No Newsletter Next Week
I promised one last week but the Alloy workshop took way too much out of me. Since I’m doing another workshop next week, I’m just going to say there won’t be a newsletter. Retrospective on the workshops will come after I’ve done both.
(Later this week I’ll announce a late July TLA+ workshop. Stay tuned!)
“Are We Really Engineers” Talk This Friday
I’m speaking at 8th Light University on the differences between “traditional” engineering and software engineering. Link is here. I want to warn everybody that this is basically the first draft version of the talk. It’ll be pretty unpolished and I will probably eliminate entire sections as I revise this more. But you might find it interesting nonetheless.
Something I’ve been thinking about based on a Twitter conversation last week. I made a joke about Rich Hickey that somehow turned into everybody discussing transducers. Many of the people, including me, didn’t see why they were considered so hard to statically type, or what the advantages of them actually were. As one person put it, it always seemed that it was just like $thing except for some subtlety.
Then someone commented with this:
And it was like a bucket of cold water to me. A couple years back someone said that monads were basically “smart pipes”, which made a lot of people really frustrated. They were frustrated that somebody without deep familiarity with monads was oversimplifying them, missing a lot of the nuance and subtlety. Yet I wasn’t applying the same benefit-of-the-doubt to transducers. I didn’t quite get them, so I sorta assumed they weren’t that interesting. Which of is kind of a crappy approach, all things considered.
There’s a parallel here between monads and transducers. They’re both really valuable and expressive tools to the people that know how to use them, while outsiders don’t really see the point. The difference was how much respect I was willing to give to the idea “I won’t see the point until I ‘get’ it”. This is very similar to the idea of a “blub” language, as originally proposed by Paul Graham:
When our hypothetical Blub programmer looks in the other direction, up the power continuum, he doesn’t realize he’s looking up. What he sees are merely weird languages. He probably considers them about equivalent in power to Blub, but with all this other hairy stuff thrown in as well. Blub is good enough for him, because he thinks in Blub.
Now I strongly disagree with the rest of the essay. It’s condescending, I don’t think languages fall into neat tiers of power, and I think Graham is showing his own biases when he says that the most powerful language is lisp. But I like the core idea here: that it’s hard for us to see the benefits of things without having a reference point. Something like higher-order functions is easy to showcase the value of because we could compare it to a
for loop. But monads and transducers are further from “mainstream” programming, so it’s harder for us to make the benefits intuitive. The best we can currently do is just convince people to use them enough to see the benefits for themselves.
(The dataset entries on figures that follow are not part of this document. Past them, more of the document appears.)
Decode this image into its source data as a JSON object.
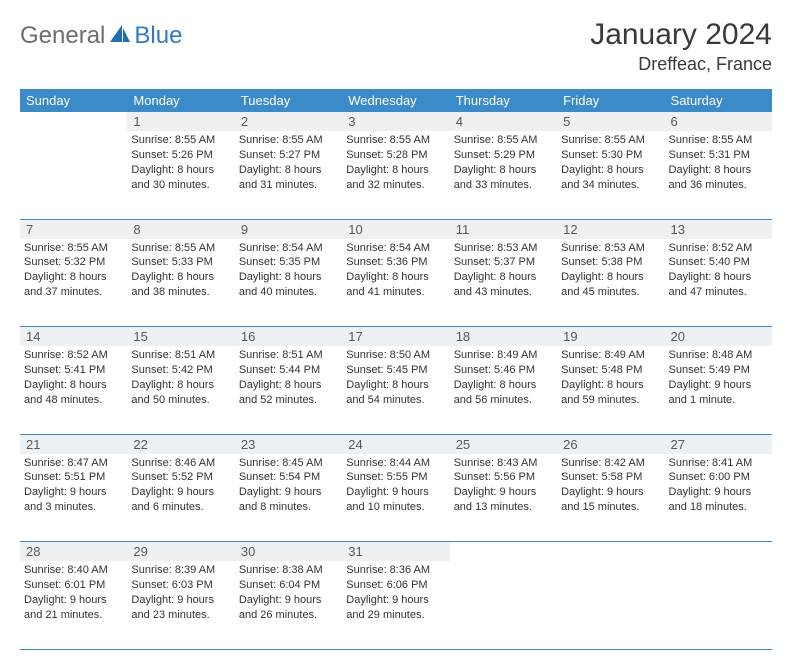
{
  "brand": {
    "text1": "General",
    "text2": "Blue"
  },
  "title": "January 2024",
  "location": "Dreffeac, France",
  "colors": {
    "header_bg": "#3b8bc9",
    "header_fg": "#ffffff",
    "daynum_bg": "#eef1f3",
    "daynum_fg": "#56595c",
    "text": "#333333",
    "rule": "#3b8bc9",
    "logo_gray": "#6d6e71",
    "logo_blue": "#2f7bbf"
  },
  "weekdays": [
    "Sunday",
    "Monday",
    "Tuesday",
    "Wednesday",
    "Thursday",
    "Friday",
    "Saturday"
  ],
  "weeks": [
    [
      null,
      {
        "d": "1",
        "sr": "8:55 AM",
        "ss": "5:26 PM",
        "dl": "8 hours and 30 minutes."
      },
      {
        "d": "2",
        "sr": "8:55 AM",
        "ss": "5:27 PM",
        "dl": "8 hours and 31 minutes."
      },
      {
        "d": "3",
        "sr": "8:55 AM",
        "ss": "5:28 PM",
        "dl": "8 hours and 32 minutes."
      },
      {
        "d": "4",
        "sr": "8:55 AM",
        "ss": "5:29 PM",
        "dl": "8 hours and 33 minutes."
      },
      {
        "d": "5",
        "sr": "8:55 AM",
        "ss": "5:30 PM",
        "dl": "8 hours and 34 minutes."
      },
      {
        "d": "6",
        "sr": "8:55 AM",
        "ss": "5:31 PM",
        "dl": "8 hours and 36 minutes."
      }
    ],
    [
      {
        "d": "7",
        "sr": "8:55 AM",
        "ss": "5:32 PM",
        "dl": "8 hours and 37 minutes."
      },
      {
        "d": "8",
        "sr": "8:55 AM",
        "ss": "5:33 PM",
        "dl": "8 hours and 38 minutes."
      },
      {
        "d": "9",
        "sr": "8:54 AM",
        "ss": "5:35 PM",
        "dl": "8 hours and 40 minutes."
      },
      {
        "d": "10",
        "sr": "8:54 AM",
        "ss": "5:36 PM",
        "dl": "8 hours and 41 minutes."
      },
      {
        "d": "11",
        "sr": "8:53 AM",
        "ss": "5:37 PM",
        "dl": "8 hours and 43 minutes."
      },
      {
        "d": "12",
        "sr": "8:53 AM",
        "ss": "5:38 PM",
        "dl": "8 hours and 45 minutes."
      },
      {
        "d": "13",
        "sr": "8:52 AM",
        "ss": "5:40 PM",
        "dl": "8 hours and 47 minutes."
      }
    ],
    [
      {
        "d": "14",
        "sr": "8:52 AM",
        "ss": "5:41 PM",
        "dl": "8 hours and 48 minutes."
      },
      {
        "d": "15",
        "sr": "8:51 AM",
        "ss": "5:42 PM",
        "dl": "8 hours and 50 minutes."
      },
      {
        "d": "16",
        "sr": "8:51 AM",
        "ss": "5:44 PM",
        "dl": "8 hours and 52 minutes."
      },
      {
        "d": "17",
        "sr": "8:50 AM",
        "ss": "5:45 PM",
        "dl": "8 hours and 54 minutes."
      },
      {
        "d": "18",
        "sr": "8:49 AM",
        "ss": "5:46 PM",
        "dl": "8 hours and 56 minutes."
      },
      {
        "d": "19",
        "sr": "8:49 AM",
        "ss": "5:48 PM",
        "dl": "8 hours and 59 minutes."
      },
      {
        "d": "20",
        "sr": "8:48 AM",
        "ss": "5:49 PM",
        "dl": "9 hours and 1 minute."
      }
    ],
    [
      {
        "d": "21",
        "sr": "8:47 AM",
        "ss": "5:51 PM",
        "dl": "9 hours and 3 minutes."
      },
      {
        "d": "22",
        "sr": "8:46 AM",
        "ss": "5:52 PM",
        "dl": "9 hours and 6 minutes."
      },
      {
        "d": "23",
        "sr": "8:45 AM",
        "ss": "5:54 PM",
        "dl": "9 hours and 8 minutes."
      },
      {
        "d": "24",
        "sr": "8:44 AM",
        "ss": "5:55 PM",
        "dl": "9 hours and 10 minutes."
      },
      {
        "d": "25",
        "sr": "8:43 AM",
        "ss": "5:56 PM",
        "dl": "9 hours and 13 minutes."
      },
      {
        "d": "26",
        "sr": "8:42 AM",
        "ss": "5:58 PM",
        "dl": "9 hours and 15 minutes."
      },
      {
        "d": "27",
        "sr": "8:41 AM",
        "ss": "6:00 PM",
        "dl": "9 hours and 18 minutes."
      }
    ],
    [
      {
        "d": "28",
        "sr": "8:40 AM",
        "ss": "6:01 PM",
        "dl": "9 hours and 21 minutes."
      },
      {
        "d": "29",
        "sr": "8:39 AM",
        "ss": "6:03 PM",
        "dl": "9 hours and 23 minutes."
      },
      {
        "d": "30",
        "sr": "8:38 AM",
        "ss": "6:04 PM",
        "dl": "9 hours and 26 minutes."
      },
      {
        "d": "31",
        "sr": "8:36 AM",
        "ss": "6:06 PM",
        "dl": "9 hours and 29 minutes."
      },
      null,
      null,
      null
    ]
  ],
  "labels": {
    "sunrise": "Sunrise:",
    "sunset": "Sunset:",
    "daylight": "Daylight:"
  }
}
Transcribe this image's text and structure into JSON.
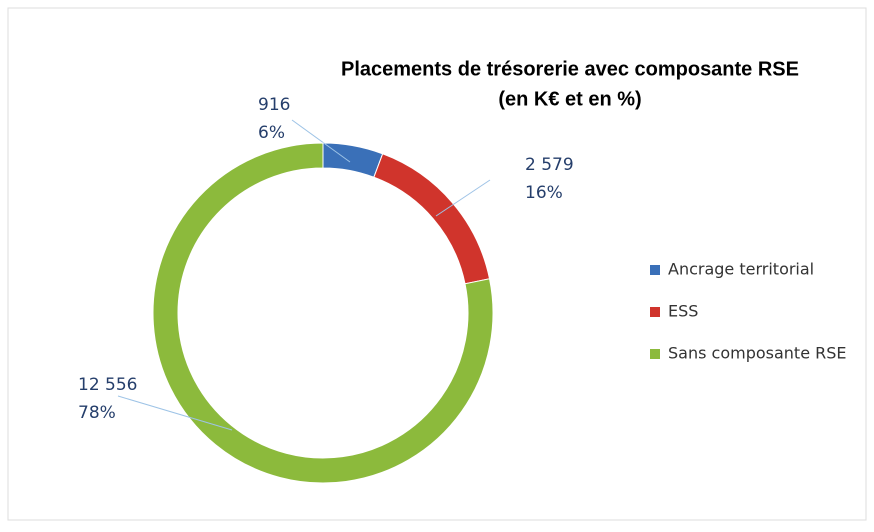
{
  "chart_data": {
    "type": "donut",
    "title": "Placements de trésorerie avec composante RSE",
    "subtitle": "(en K€ et en %)",
    "categories": [
      "Ancrage territorial",
      "ESS",
      "Sans composante RSE"
    ],
    "values": [
      916,
      2579,
      12556
    ],
    "value_labels": [
      "916",
      "2 579",
      "12 556"
    ],
    "percent_labels": [
      "6%",
      "16%",
      "78%"
    ],
    "colors": [
      "#3a70b8",
      "#d0342c",
      "#8cba3c"
    ],
    "legend": "right"
  }
}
I say currently because this is something addressable through better teaching. That’s been a lot of my work on formal methods. Things like TLA+ and Alloy are very far outside the purview of most programmers, leading to me getting responses like “I’d just write unit tests” or “That’s Big Design Up Front” But I put a lot of work into showing how these things give you completely new benefits in ways that are tangible to programmers. I don’t think this solves the blub problem by making people see the power. I think it’s more likely that it makes people accept that if they studied this, then they will see the power. A sort of second-tier way of thinking: “I don’t believe X, but I know I will believe it in two weeks.” Which is wholly different from just directly believing X and it may be easier to persuade people that way.
What are some other blub features? Rank in APL. Proper module systems. Fuzzing. Chapel’s
config keyword seems like one, but maybe the benefits are obvious enough that it’s not actually blub. Function sets in TLA+. Predicate clauses. Inheritable contracts? I feel it’s hard to tell what’s the blub and what’s just genuinely useful without seeing a lot of outsiders bounce off it. That’s why it’s so easy to identify both monads and transducers as blub.